Mit dem Bus aus Kaunas kommend erreiche ich im Mai 2017 Kybartai und stehe vor den kümmerlichen Resten eines im wahrsten Sinne des Wortes großen Bahnhofes. Früher war hier der Bahnhof Wirballen, auf Russisch Werschbolowo, der russische Grenzbahnhof zu Preußen an der Bahnstrecke St. Petersburg – Berlin. Selbst der Zar und seine Familie mussten hier aussteigen, wenn sie per Bahn nach Berlin reisten, da hier die russische Breitspur endete und man auf mitteleuropäischer Normalspur weiterreiste.

Auf dem Bahnsteig steht gerade der Zug von St. Petersburg nach Kaliningrad, das macht mich neugierig. Kaum habe ich die Tür vom Bahnhofsgebäude zum Bahnsteig hinter mir geschlossen, da habe ich auch schon die Aufmerksamkeit der litauischen Grenzbeamten geweckt.

Der mit den meisten Streifen auf der Schulter spricht mich auf Litauisch an, wobei ich das Wort „Passport“ aus der offensichtlichen Aufforderung heraushöre. Ich gebe durch Schulterzucken und Kopfschütteln glaubwürdig zu verstehen, dass mir die Sprache des ernst und wichtig dreinblickenden Fragenden absolut unverständlich ist (die Taktik des Dummstellens hat sich schon häufiger in misslichen Situationen mit Vertretern der Staatsgewalt bewährt). Hier ist der Falsche an mich geraten. Auf Deutsch werde ich jetzt gefragt, ob ich Deutsch spräche, worauf mir nur ein wahrheitsgemäßes „Ja“ übrigbleibt.

Ein Blick in meinen scheinbar unverdächtigen Pass und meine freundlichen Worte der Erklärung meiner Anwesenheit („das war hier doch mal der berühmte Bahnhof von Wirballen, oder?“) lassen die wichtige Miene des hohen Grenzbeamten schon etwas weniger dienstlich erscheinen.

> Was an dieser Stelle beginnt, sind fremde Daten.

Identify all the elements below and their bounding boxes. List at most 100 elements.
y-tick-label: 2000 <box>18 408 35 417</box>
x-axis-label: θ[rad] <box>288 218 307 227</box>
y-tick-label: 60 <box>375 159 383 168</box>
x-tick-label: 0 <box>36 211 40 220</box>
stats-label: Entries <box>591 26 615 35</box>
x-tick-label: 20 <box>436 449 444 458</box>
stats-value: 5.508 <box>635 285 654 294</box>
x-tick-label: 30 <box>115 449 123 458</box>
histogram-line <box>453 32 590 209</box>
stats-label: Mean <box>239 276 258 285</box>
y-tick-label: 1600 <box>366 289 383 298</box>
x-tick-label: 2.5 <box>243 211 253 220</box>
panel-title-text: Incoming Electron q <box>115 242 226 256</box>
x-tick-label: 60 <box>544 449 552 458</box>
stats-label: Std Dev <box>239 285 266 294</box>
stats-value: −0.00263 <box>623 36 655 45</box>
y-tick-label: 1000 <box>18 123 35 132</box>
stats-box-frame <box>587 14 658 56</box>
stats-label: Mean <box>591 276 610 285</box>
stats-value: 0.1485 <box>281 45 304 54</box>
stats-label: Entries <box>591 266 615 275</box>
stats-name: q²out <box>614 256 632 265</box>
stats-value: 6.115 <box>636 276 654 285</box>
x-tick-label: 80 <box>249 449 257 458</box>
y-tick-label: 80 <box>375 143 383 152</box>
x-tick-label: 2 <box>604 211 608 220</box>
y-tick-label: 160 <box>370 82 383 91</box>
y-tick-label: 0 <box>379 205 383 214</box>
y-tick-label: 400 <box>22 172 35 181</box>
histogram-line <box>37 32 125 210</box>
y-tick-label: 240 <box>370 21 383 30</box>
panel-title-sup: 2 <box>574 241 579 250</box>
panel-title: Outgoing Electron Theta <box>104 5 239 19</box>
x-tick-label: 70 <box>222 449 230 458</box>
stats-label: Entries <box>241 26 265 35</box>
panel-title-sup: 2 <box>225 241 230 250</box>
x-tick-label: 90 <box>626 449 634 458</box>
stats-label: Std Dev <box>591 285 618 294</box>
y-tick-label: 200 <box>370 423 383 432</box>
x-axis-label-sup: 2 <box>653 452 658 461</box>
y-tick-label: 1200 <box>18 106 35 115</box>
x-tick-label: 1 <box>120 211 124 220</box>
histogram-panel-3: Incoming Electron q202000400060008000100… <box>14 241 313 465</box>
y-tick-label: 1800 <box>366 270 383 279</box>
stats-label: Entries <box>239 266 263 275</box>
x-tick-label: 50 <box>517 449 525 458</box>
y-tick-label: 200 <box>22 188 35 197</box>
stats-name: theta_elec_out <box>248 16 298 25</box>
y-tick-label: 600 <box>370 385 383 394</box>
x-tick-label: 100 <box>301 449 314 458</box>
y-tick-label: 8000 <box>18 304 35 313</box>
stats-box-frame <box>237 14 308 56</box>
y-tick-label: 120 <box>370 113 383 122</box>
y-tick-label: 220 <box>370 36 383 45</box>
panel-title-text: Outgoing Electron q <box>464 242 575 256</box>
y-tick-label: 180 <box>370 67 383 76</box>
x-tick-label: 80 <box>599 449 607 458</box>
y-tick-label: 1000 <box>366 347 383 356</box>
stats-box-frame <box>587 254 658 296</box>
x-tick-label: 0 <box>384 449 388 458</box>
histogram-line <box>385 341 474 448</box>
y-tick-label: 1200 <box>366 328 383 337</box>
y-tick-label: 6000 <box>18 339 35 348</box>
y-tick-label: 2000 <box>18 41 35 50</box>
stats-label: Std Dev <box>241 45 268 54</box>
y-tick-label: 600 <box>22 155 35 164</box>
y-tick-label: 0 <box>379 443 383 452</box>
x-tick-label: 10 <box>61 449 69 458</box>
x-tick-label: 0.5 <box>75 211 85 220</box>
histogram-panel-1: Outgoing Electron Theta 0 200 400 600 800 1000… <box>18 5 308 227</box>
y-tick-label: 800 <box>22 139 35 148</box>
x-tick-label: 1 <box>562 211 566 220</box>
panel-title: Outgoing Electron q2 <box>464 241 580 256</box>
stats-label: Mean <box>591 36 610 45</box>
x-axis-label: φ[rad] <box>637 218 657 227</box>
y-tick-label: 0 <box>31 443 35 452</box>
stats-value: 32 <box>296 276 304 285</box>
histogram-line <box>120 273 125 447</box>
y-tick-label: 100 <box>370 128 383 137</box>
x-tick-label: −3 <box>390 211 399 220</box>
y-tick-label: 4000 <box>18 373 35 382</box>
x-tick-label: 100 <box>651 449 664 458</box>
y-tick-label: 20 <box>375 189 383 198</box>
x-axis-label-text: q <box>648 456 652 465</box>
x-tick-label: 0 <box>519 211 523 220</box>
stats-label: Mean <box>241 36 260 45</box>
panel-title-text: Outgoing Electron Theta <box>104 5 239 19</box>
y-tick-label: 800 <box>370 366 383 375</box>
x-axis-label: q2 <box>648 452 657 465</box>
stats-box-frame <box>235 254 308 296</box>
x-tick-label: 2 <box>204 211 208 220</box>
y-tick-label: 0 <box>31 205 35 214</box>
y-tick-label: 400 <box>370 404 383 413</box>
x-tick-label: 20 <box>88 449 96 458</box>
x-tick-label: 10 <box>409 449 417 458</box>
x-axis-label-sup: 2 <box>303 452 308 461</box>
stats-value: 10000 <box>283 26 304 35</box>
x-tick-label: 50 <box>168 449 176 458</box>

Jetzt hat der Mann endlich mal wieder die Gelegenheit, sein Deutsch zu trainieren. Die Lage wird schließlich locker und entspannt.

„Natürlich, in Deutschland war ich schon häufiger, schöne Städte, Berlin, Hamburg, Duisburg (Entschuldigung, liebe Duisburger, aber Duisburg, eine schöne Stadt?), noch mehr, alles sehr ordentlich und sauber.“ Äh, Berlin, Hamburg, Duisburg, saubere Städte? Wo war der Mann denn wirklich? „Da hinten ist schon die Grenze, hier fertigen wir die Züge ab. Sie können gerne einsteigen, Sie haben ja ein Visum für Russland.“

Nein danke, mein Bett steht heute in Vilnius, noch fast vier Stunden mit dem Bus dorthin. Ob ich denn mal ein Bild vom russischen Zug machen dürfe, was für eine dumme Frage meinerseits, hier am Grenzbahnhof. „Nein, hier ist fotografieren streng verboten“, sagt der hohe Beamte und nickt mir verschwörerisch zu. „Wenn ich mal kurz weg bin, dann sehe ich ja nichts“, mit diesen Worten verschwindet er für zwei Minuten im Bahnhofsgebäude und kommt dann lachend wieder raus. Er muss mir ja noch von seiner Reise nach Indien erzählen, kürzlich hat da ein amerikanischer Freund von ihm geheiratet.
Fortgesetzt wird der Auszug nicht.